For example, the company North Sweden Cleantech is very active in Umea, working across different challenges. One of them is poor air quality, which is compounded in winter due to low solar radiation. To tackle this challenge, the company has supported Umea and the nearby municipality Örnsköldsvik to develop an action plan that will inform urban planning and influence behaviour for cleaner air.
Forests have always been a major industry in the region. Today, the largest use of forest raw materials is pulp for manufacturing paper products and timber. To support the vision of Sweden becoming a bioeconomy by 2050, the city is working with North Sweden Cleantech on using the residue from process streams to create new valuable, fossil free products. Similarly, biorefinery initiatives promise potential. Several stakeholders from industry and academia have come together in Umea to find energy solutions from wood raw material, to develop biofuels and green chemicals, and to come up with solutions for waste from mines.
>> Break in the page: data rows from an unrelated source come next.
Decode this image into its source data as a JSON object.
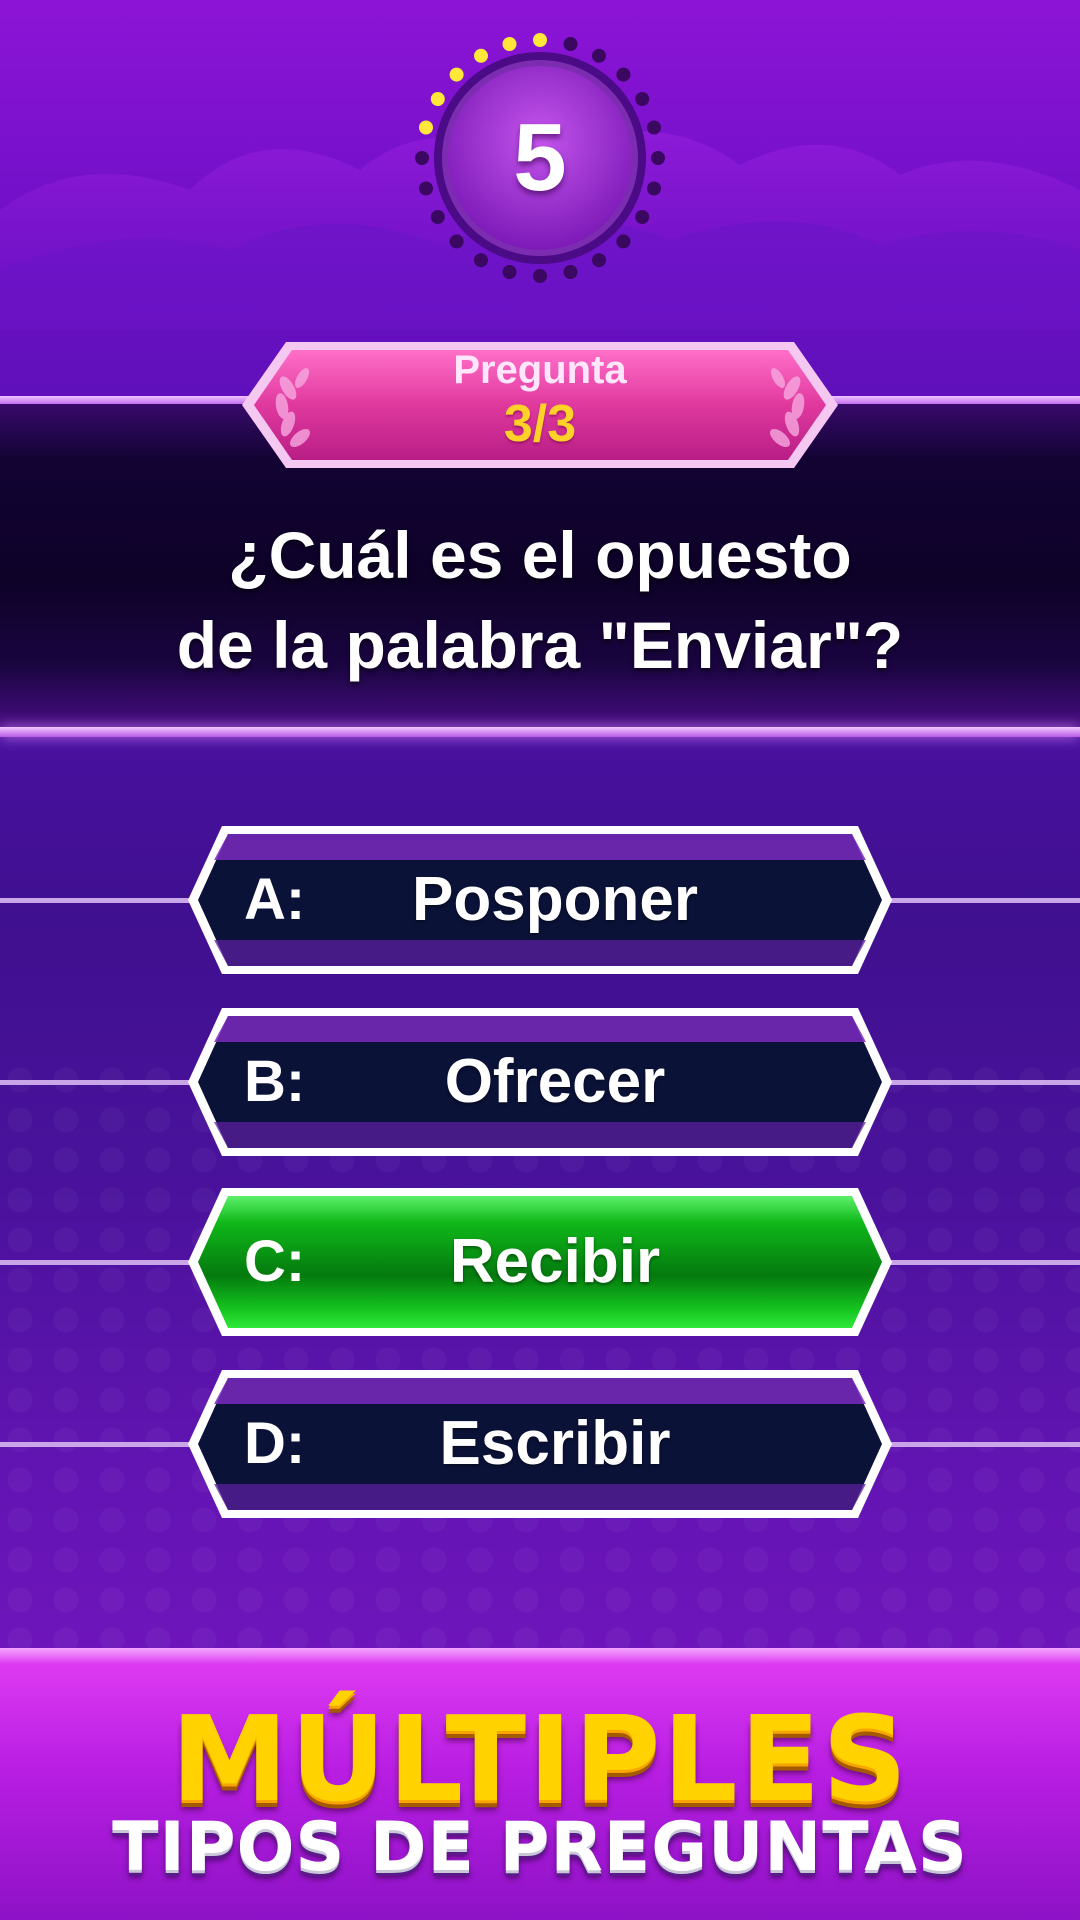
{
  "timer": {
    "value": "5",
    "progress": 0.25
  },
  "question_header": {
    "label": "Pregunta",
    "count": "3/3"
  },
  "question": {
    "line1": "¿Cuál es el opuesto",
    "line2": "de la palabra \"Enviar\"?"
  },
  "answers": [
    {
      "letter": "A:",
      "text": "Posponer",
      "state": "default"
    },
    {
      "letter": "B:",
      "text": "Ofrecer",
      "state": "default"
    },
    {
      "letter": "C:",
      "text": "Recibir",
      "state": "correct"
    },
    {
      "letter": "D:",
      "text": "Escribir",
      "state": "default"
    }
  ],
  "promo": {
    "title": "MÚLTIPLES",
    "subtitle": "TIPOS DE PREGUNTAS"
  },
  "colors": {
    "background": "#5111ac",
    "answer_default": "#0b1238",
    "answer_correct": "#12c21e",
    "question_label": "#e0399e",
    "count_yellow": "#ffd22a",
    "timer_dot_active": "#ffe83a",
    "timer_dot_inactive": "#3a0860"
  }
}
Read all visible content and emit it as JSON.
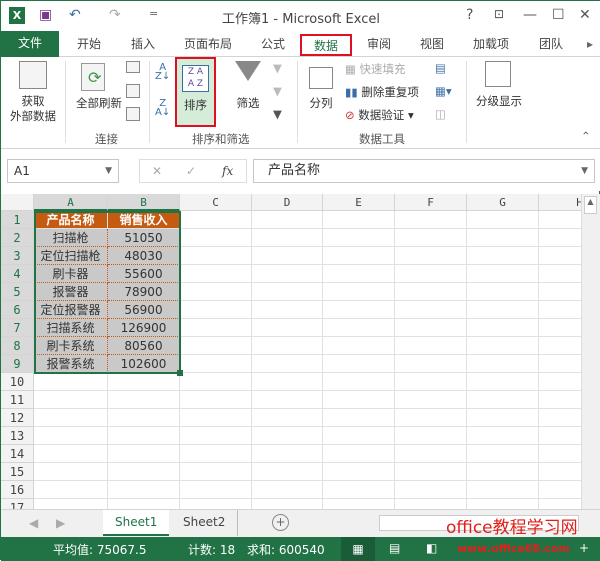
{
  "window": {
    "title": "工作簿1 - Microsoft Excel",
    "help": "?",
    "min": "—",
    "max": "☐",
    "close": "✕"
  },
  "quick": {
    "logo": "X",
    "undo": "↶",
    "redo": "↷",
    "more": "="
  },
  "tabs": [
    "文件",
    "开始",
    "插入",
    "页面布局",
    "公式",
    "数据",
    "审阅",
    "视图",
    "加载项",
    "团队"
  ],
  "ribbon": {
    "get_external": "获取\n外部数据",
    "get_external1": "获取",
    "get_external2": "外部数据",
    "refresh_all": "全部刷新",
    "group_connect": "连接",
    "sort": "排序",
    "filter": "筛选",
    "group_sort": "排序和筛选",
    "text_to_columns": "分列",
    "flash_fill": "快速填充",
    "remove_dup": "删除重复项",
    "validation": "数据验证",
    "group_tools": "数据工具",
    "outline": "分级显示"
  },
  "formula": {
    "name_box": "A1",
    "cancel": "✕",
    "enter": "✓",
    "fx": "fx",
    "value": "产品名称"
  },
  "columns": [
    "A",
    "B",
    "C",
    "D",
    "E",
    "F",
    "G",
    "H"
  ],
  "rows": [
    "1",
    "2",
    "3",
    "4",
    "5",
    "6",
    "7",
    "8",
    "9",
    "10",
    "11",
    "12",
    "13",
    "14",
    "15",
    "16",
    "17"
  ],
  "table": {
    "headers": [
      "产品名称",
      "销售收入"
    ],
    "data": [
      [
        "扫描枪",
        "51050"
      ],
      [
        "定位扫描枪",
        "48030"
      ],
      [
        "刷卡器",
        "55600"
      ],
      [
        "报警器",
        "78900"
      ],
      [
        "定位报警器",
        "56900"
      ],
      [
        "扫描系统",
        "126900"
      ],
      [
        "刷卡系统",
        "80560"
      ],
      [
        "报警系统",
        "102600"
      ]
    ]
  },
  "sheets": [
    "Sheet1",
    "Sheet2"
  ],
  "watermark": {
    "site": "office教程学习网",
    "url": "www.office68.com"
  },
  "status": {
    "avg": "平均值: 75067.5",
    "count": "计数: 18",
    "sum": "求和: 600540"
  }
}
All of this contributes to the circular economy, an important pillar of the smart city. In this kind of economy, everything serves as a resource for something else to achieve a restorative, regenerative design. Waste does not exist, but rather, products are designed to be part of the circle of usage across different stages.
Sweden is one of the world's leaders when it comes to sustainable construction. Considering that traditional construction with its heavy machinery and imported materials contributes significantly to the CO2 footprint of cities, this is very important for the future of our cities. In the Umea region, sustainable construction plays an important role. Existing buildings undergo smart renovation to make them more energy efficient, whereas new buildings aim to be even more efficient, which starts from construction.
So far, the country has invested a lot in wooden buildings, which are more environmentally friendly than concrete homes. Given the many forests around Umea, timber is also the building material with the lowest CO2 footprint. Each cubic metre of wood that replaces concrete can reduce carbon emissions by 1/13. And since each cubic metre of wood stores almost one tonne of carbon dioxide, emissions can be reduced further by using this sustainable, renewable building material.
At the same time, Umea is taking great care of its forests. Around 70% of the land in North Sweden is productive forest land, making biomass an important renewable energy source. Apart from pioneering wood technology, biofuels, and bioeconomy, Umea places importance on forest stewardship, working with the city’s University of Agricultural Sciences to protect the valuable ecosystems including spruce slopes, wetland areas, and pine heaths found around the city.
Citizens receive free energy and climate advice and education about clean energy from biomass, waterpower, wind power, and household waste. Currently, most of the city’s energy is produced from renewable and clean resources such as the waste heat generated by a local pulp mill. By offering support for startups and investments in cleaner energy, Umea is incentivising innovative growth.